July 11, 2011 (Monday)
Forty-sixth day in China, first day in Dunhuang: 敦煌 Dunhuang, 鸣沙山 Mingshashan
We arrived early in the morning at Dunhuang’s shiny new beige stone station, and bought return sleeper tickets from Jiayuguan to Lanzhou. We met a Korean traveler on his way to 乌鲁木齐 Urumqi. At the cab stand we made friends with a fellow traveler named Ye, and rode together to Charley Johng’s Dune Guesthouse, a hostel south of Dunhuang, near the sand dunes.

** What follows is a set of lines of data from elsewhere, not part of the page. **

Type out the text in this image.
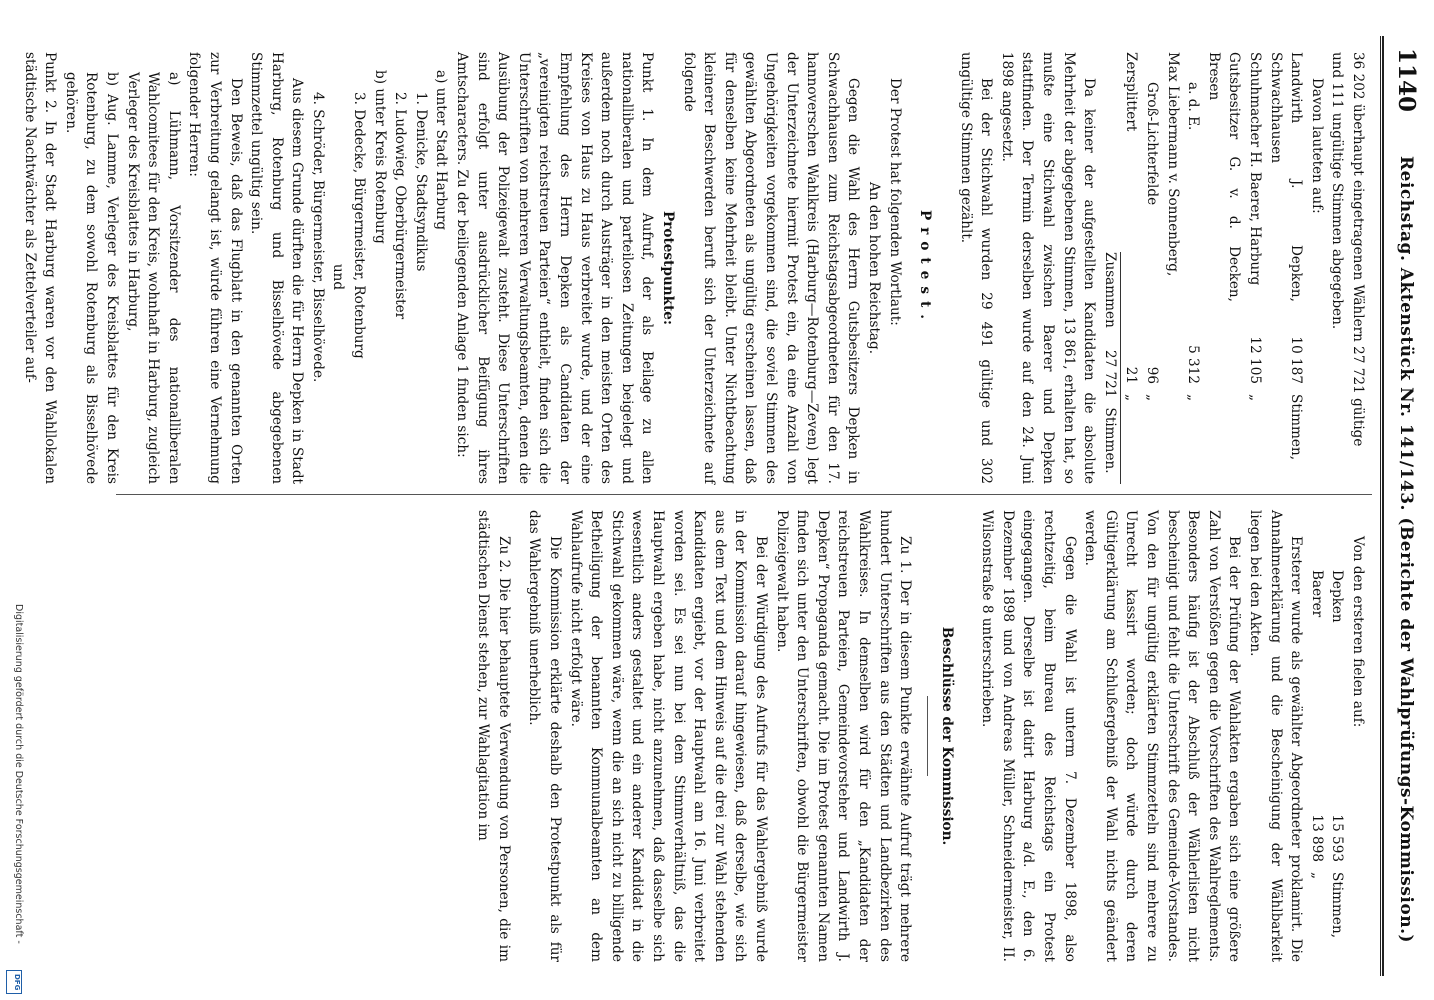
1140
Reichstag. Aktenstück Nr. 141/143. (Berichte der Wahlprüfungs-Kommission.)

36 202 überhaupt eingetragenen Wählern 27 721 gültige

und 111 ungültige Stimmen abgegeben.

Davon lauteten auf:

Landwirth J. Depken, Schwachhausen
10 187
Stimmen,
Schuhmacher H. Baerer, Harburg
12 105
„
Gutsbesitzer G. v. d. Decken, Bresen
a. d. E.
5 312
„
Max Liebermann v. Sonnenberg,
Groß-Lichterfelde
96
„
Zersplittert
21
„
Zusammen
27 721
Stimmen.

Da keiner der aufgestellten Kandidaten die absolute Mehrheit der abgegebenen Stimmen, 13 861, erhalten hat, so mußte eine Stichwahl zwischen Baerer und Depken stattfinden. Der Termin derselben wurde auf den 24. Juni 1898 angesetzt.

Bei der Stichwahl wurden 29 491 gültige und 302 ungültige Stimmen gezählt.

Protest.

Der Protest hat folgenden Wortlaut:

An den hohen Reichstag.

Gegen die Wahl des Herrn Gutsbesitzers Depken in Schwachhausen zum Reichstagsabgeordneten für den 17. hannoverschen Wahlkreis (Harburg—Rotenburg—Zeven) legt der Unterzeichnete hiermit Protest ein, da eine Anzahl von Ungehörigkeiten vorgekommen sind, die soviel Stimmen des gewählten Abgeordneten als ungültig erscheinen lassen, daß für denselben keine Mehrheit bleibt. Unter Nichtbeachtung kleinerer Beschwerden beruft sich der Unterzeichnete auf folgende

Protestpunkte:

Punkt 1. In dem Aufruf, der als Beilage zu allen nationalliberalen und parteilosen Zeitungen beigelegt und außerdem noch durch Austräger in den meisten Orten des Kreises von Haus zu Haus verbreitet wurde, und der eine Empfehlung des Herrn Depken als Candidaten der „vereinigten reichstreuen Parteien“ enthielt, finden sich die Unterschriften von mehreren Verwaltungsbeamten, denen die Ausübung der Polizeigewalt zusteht. Diese Unterschriften sind erfolgt unter ausdrücklicher Beifügung ihres Amtscharacters. Zu der beiliegenden Anlage 1 finden sich:

a) unter Stadt Harburg

1. Denicke, Stadtsyndikus

2. Ludowieg, Oberbürgermeister

b) unter Kreis Rotenburg

3. Dedecke, Bürgermeister, Rotenburg

und

4. Schröder, Bürgermeister, Bisselhövede.

Aus diesem Grunde dürften die für Herrn Depken in Stadt Harburg, Rotenburg und Bisselhövede abgegebenen Stimmzettel ungültig sein.

Den Beweis, daß das Flugblatt in den genannten Orten zur Verbreitung gelangt ist, würde führen eine Vernehmung folgender Herren:

a) Lühmann, Vorsitzender des nationalliberalen Wahlcomitees für den Kreis, wohnhaft in Harburg, zugleich Verleger des Kreisblattes in Harburg,

b) Aug. Lamme, Verleger des Kreisblattes für den Kreis Rotenburg, zu dem sowohl Rotenburg als Bisselhövede gehören.

Punkt 2. In der Stadt Harburg waren vor den Wahllokalen städtische Nachtwächter als Zettelverteiler auf-

Von den ersteren fielen auf:

Depken
15 593
Stimmen,
Baerer
13 898
„

Ersterer wurde als gewählter Abgeordneter proklamirt. Die Annahmeerklärung und die Bescheinigung der Wählbarkeit liegen bei den Akten.

Bei der Prüfung der Wahlakten ergaben sich eine größere Zahl von Verstößen gegen die Vorschriften des Wahlreglements. Besonders häufig ist der Abschluß der Wählerlisten nicht bescheinigt und fehlt die Unterschrift des Gemeinde-Vorstandes. Von den für ungültig erklärten Stimmzetteln sind mehrere zu Unrecht kassirt worden; doch würde durch deren Gültigerklärung am Schlußergebniß der Wahl nichts geändert werden.

Gegen die Wahl ist unterm 7. Dezember 1898, also rechtzeitig, beim Bureau des Reichstags ein Protest eingegangen. Derselbe ist datirt Harburg a/d. E., den 6. Dezember 1898 und von Andreas Müller, Schneidermeister, II. Wilsonstraße 8 unterschrieben.

Beschlüsse der Kommission.

Zu 1. Der in diesem Punkte erwähnte Aufruf trägt mehrere hundert Unterschriften aus den Städten und Landbezirken des Wahlkreises. In demselben wird für den „Kandidaten der reichstreuen Parteien, Gemeindevorsteher und Landwirth J. Depken“ Propaganda gemacht. Die im Protest genannten Namen finden sich unter den Unterschriften, obwohl die Bürgermeister Polizeigewalt haben.

Bei der Würdigung des Aufrufs für das Wahlergebniß wurde in der Kommission darauf hingewiesen, daß derselbe, wie sich aus dem Text und dem Hinweis auf die drei zur Wahl stehenden Kandidaten ergiebt, vor der Hauptwahl am 16. Juni verbreitet worden sei. Es sei nun bei dem Stimmverhältniß, das die Hauptwahl ergeben habe, nicht anzunehmen, daß dasselbe sich wesentlich anders gestaltet und ein anderer Kandidat in die Stichwahl gekommen wäre, wenn die an sich nicht zu billigende Betheiligung der benannten Kommunalbeamten an dem Wahlaufrufe nicht erfolgt wäre.

Die Kommission erklärte deshalb den Protestpunkt als für das Wahlergebniß unerheblich.

Zu 2. Die hier behauptete Verwendung von Personen, die im städtischen Dienst stehen, zur Wahlagitation im

Digitalisierung gefördert durch die Deutsche Forschungsgemeinschaft -
DFG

We got a private cabin in an apricot orchard. Apricots dried on tables all over the garden, and the dunes towered right behind the hostel, which comprised a four-sided courtyard. We ate lunch and headed into Dunhuang proper with our friend Ye, but found nothing to be seen. The weather was bone dry and unbearably hot. The streets were deserted. Rather than the Silk Road trading post of my foolish imagination, Dunhuang was a small town in modern Han style. A mosque in square, contemporary style sat at the city center. We stopped for milk tea at 三毛 Sanmao cafe, and were pleasantly surprised to be seated on legless benches suspended from the cieling.

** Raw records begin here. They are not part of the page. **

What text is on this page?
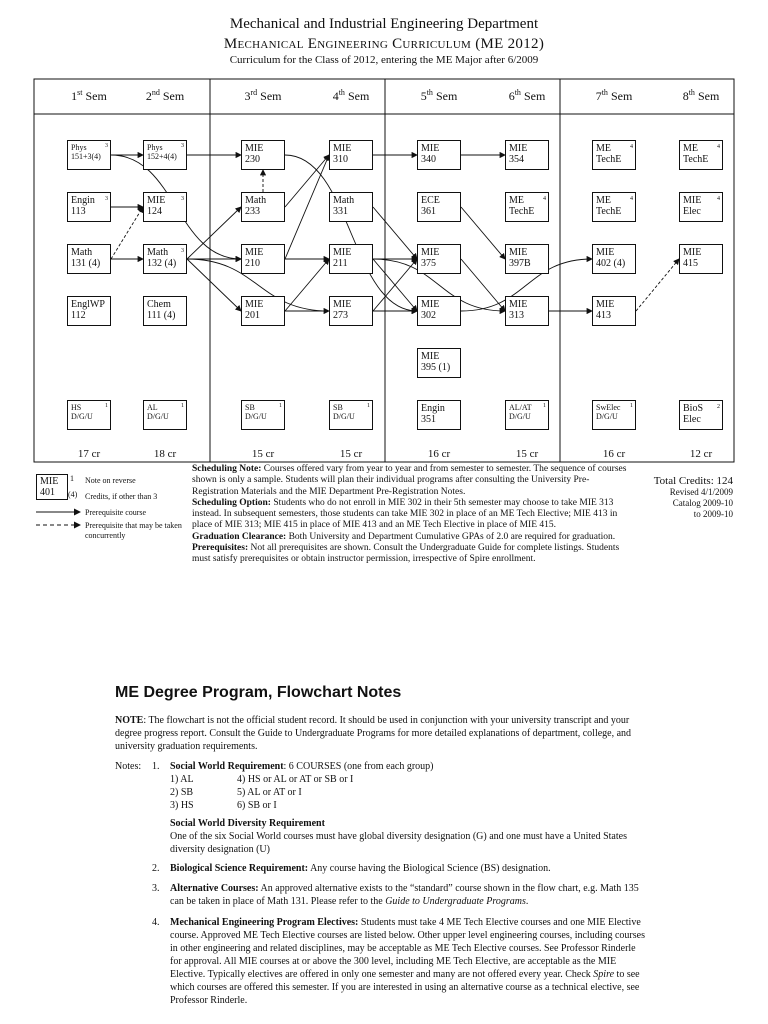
Mechanical and Industrial Engineering Department
Mechanical Engineering Curriculum (ME 2012)
Curriculum for the Class of 2012, entering the ME Major after 6/2009
1st Sem	2nd Sem	3rd Sem	4th Sem	5th Sem	6th Sem	7th Sem	8th Sem
Phys
151+3(4)
3
Engin
113
3
Math
131 (4)
EnglWP
112
HS
D/G/U
1
Phys
152+4(4)
3
MIE
124
3
Math
132 (4)
3
Chem
111 (4)
AL
D/G/U
1
MIE
230
Math
233
MIE
210
MIE
201
SB
D/G/U
1
MIE
310
Math
331
MIE
211
MIE
273
SB
D/G/U
1
MIE
340
ECE
361
MIE
375
MIE
302
MIE
395 (1)
Engin
351
MIE
354
ME
TechE
4
MIE
397B
MIE
313
AL/AT
D/G/U
1
ME
TechE
4
ME
TechE
4
MIE
402 (4)
MIE
413
SwElec
D/G/U
1
ME
TechE
4
MIE
Elec
4
MIE
415
BioS
Elec
2
17 cr	18 cr	15 cr	15 cr	16 cr	15 cr	16 cr	12 cr
MIE
401
1
(4)
Note on reverse
Credits, if other than 3
Prerequisite course
Prerequisite that may be taken concurrently
Scheduling Note: Courses offered vary from year to year and from semester to semester. The sequence of courses shown is only a sample. Students will plan their individual programs after consulting the University Pre-Registration Materials and the MIE Department Pre-Registration Notes.
Scheduling Option: Students who do not enroll in MIE 302 in their 5th semester may choose to take MIE 313 instead. In subsequent semesters, those students can take MIE 302 in place of an ME Tech Elective; MIE 413 in place of MIE 313; MIE 415 in place of MIE 413 and an ME Tech Elective in place of MIE 415.
Graduation Clearance: Both University and Department Cumulative GPAs of 2.0 are required for graduation.
Prerequisites: Not all prerequisites are shown. Consult the Undergraduate Guide for complete listings. Students must satisfy prerequisites or obtain instructor permission, irrespective of Spire enrollment.
Total Credits: 124
Revised 4/1/2009
Catalog 2009-10
to 2009-10
ME Degree Program, Flowchart Notes
NOTE: The flowchart is not the official student record. It should be used in conjunction with your university transcript and your degree progress report. Consult the Guide to Undergraduate Programs for more detailed explanations of department, college, and university graduation requirements.
Notes: 1. Social World Requirement: 6 COURSES (one from each group)
1) AL
2) SB
3) HS
4) HS or AL or AT or SB or I
5) AL or AT or I
6) SB or I
Social World Diversity Requirement
One of the six Social World courses must have global diversity designation (G) and one must have a United States diversity designation (U)
2. Biological Science Requirement: Any course having the Biological Science (BS) designation.
3. Alternative Courses: An approved alternative exists to the “standard” course shown in the flow chart, e.g. Math 135 can be taken in place of Math 131. Please refer to the Guide to Undergraduate Programs.
4. Mechanical Engineering Program Electives: Students must take 4 ME Tech Elective courses and one MIE Elective course. Approved ME Tech Elective courses are listed below. Other upper level engineering courses, including courses in other engineering and related disciplines, may be acceptable as ME Tech Elective courses. See Professor Rinderle for approval. All MIE courses at or above the 300 level, including ME Tech Elective, are acceptable as the MIE Elective. Typically electives are offered in only one semester and many are not offered every year. Check Spire to see which courses are offered this semester. If you are interested in using an alternative course as a technical elective, see Professor Rinderle.
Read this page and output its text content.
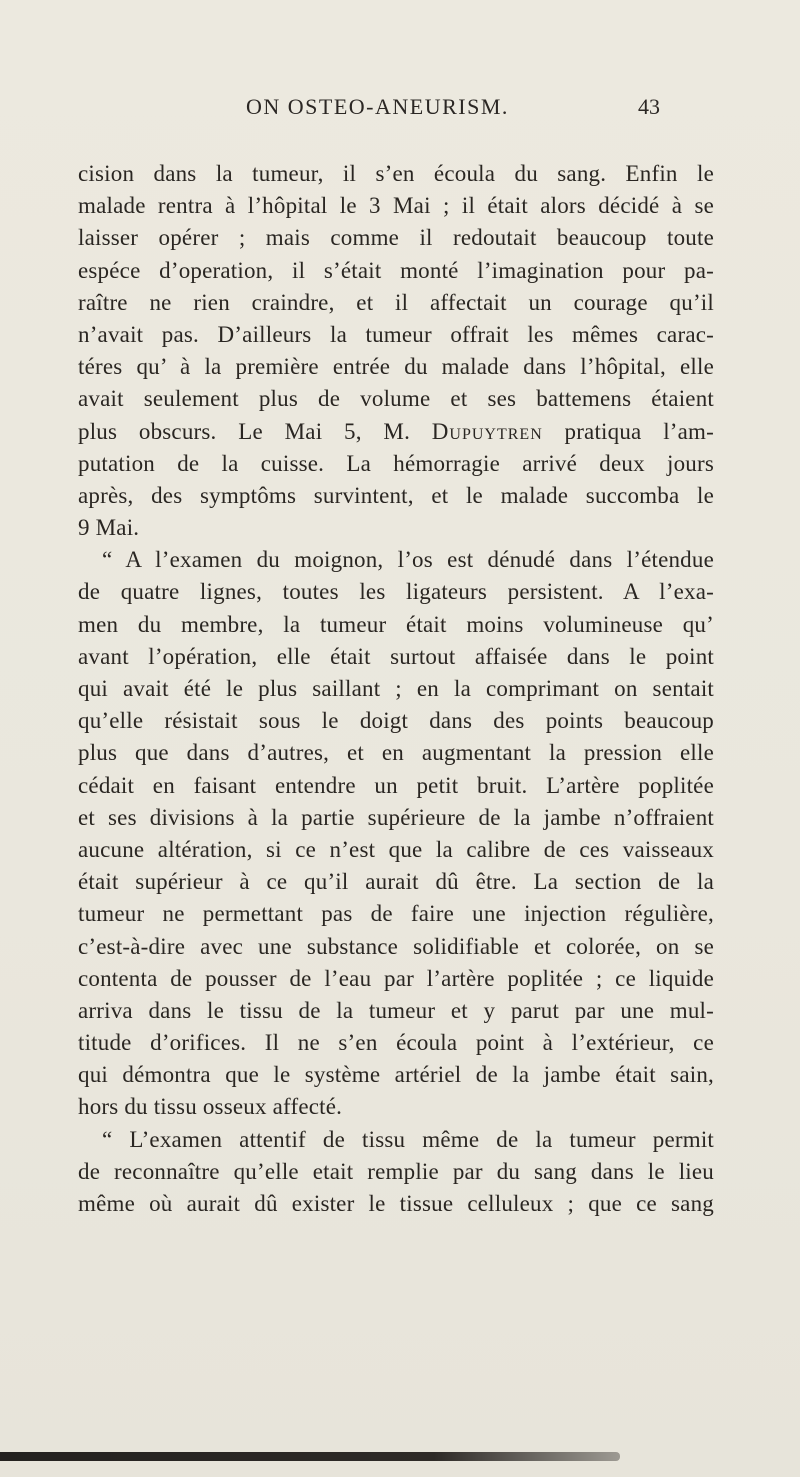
ON OSTEO-ANEURISM.	43
cision dans la tumeur, il s’en écoula du sang. Enfin le
malade rentra à l’hôpital le 3 Mai ; il était alors décidé à se
laisser opérer ; mais comme il redoutait beaucoup toute
espéce d’operation, il s’était monté l’imagination pour pa-
raître ne rien craindre, et il affectait un courage qu’il
n’avait pas. D’ailleurs la tumeur offrait les mêmes carac-
téres qu’ à la première entrée du malade dans l’hôpital, elle
avait seulement plus de volume et ses battemens étaient
plus obscurs. Le Mai 5, M. Dupuytren pratiqua l’am-
putation de la cuisse. La hémorragie arrivé deux jours
après, des symptôms survintent, et le malade succomba le
9 Mai.
“ A l’examen du moignon, l’os est dénudé dans l’étendue
de quatre lignes, toutes les ligateurs persistent. A l’exa-
men du membre, la tumeur était moins volumineuse qu’
avant l’opération, elle était surtout affaisée dans le point
qui avait été le plus saillant ; en la comprimant on sentait
qu’elle résistait sous le doigt dans des points beaucoup
plus que dans d’autres, et en augmentant la pression elle
cédait en faisant entendre un petit bruit. L’artère poplitée
et ses divisions à la partie supérieure de la jambe n’offraient
aucune altération, si ce n’est que la calibre de ces vaisseaux
était supérieur à ce qu’il aurait dû être. La section de la
tumeur ne permettant pas de faire une injection régulière,
c’est-à-dire avec une substance solidifiable et colorée, on se
contenta de pousser de l’eau par l’artère poplitée ; ce liquide
arriva dans le tissu de la tumeur et y parut par une mul-
titude d’orifices. Il ne s’en écoula point à l’extérieur, ce
qui démontra que le système artériel de la jambe était sain,
hors du tissu osseux affecté.
“ L’examen attentif de tissu même de la tumeur permit
de reconnaître qu’elle etait remplie par du sang dans le lieu
même où aurait dû exister le tissue celluleux ; que ce sang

We took the bus down to the colossal dunes at 鸣沙山 Mingshashan, or maybe “Singing Sand Mountain”. We saw camels climbing around the side, rented orange gaiters to cover our shoes, and walked right up the middle on a narrow path. Truly mountainous, the dune was many times taller than anything I had seen in Morocco. The smooth slopes curved gracefully. The center path was hard to climb. Only by stepping in the footprints of those climbing ahead could you avoid slipping in the sand. We reached the top and saw 月牙泉 Yueyaquan, or “Crescent Moon Lake”, and got a great photo taken at the golden hour, as the sun set over the opposite dune. By chance, we met our friend Ye, on his way down, and together watched the sun go down over the lake.
In darkness we whipped off our gaiters and shoes and–forsaking the path–walked right down the slope. The dune sloped at a gentle gradient. I jumped as far as I could. For a moment, I flew off the mountain, only to touch down in forgiving sand a few meters below.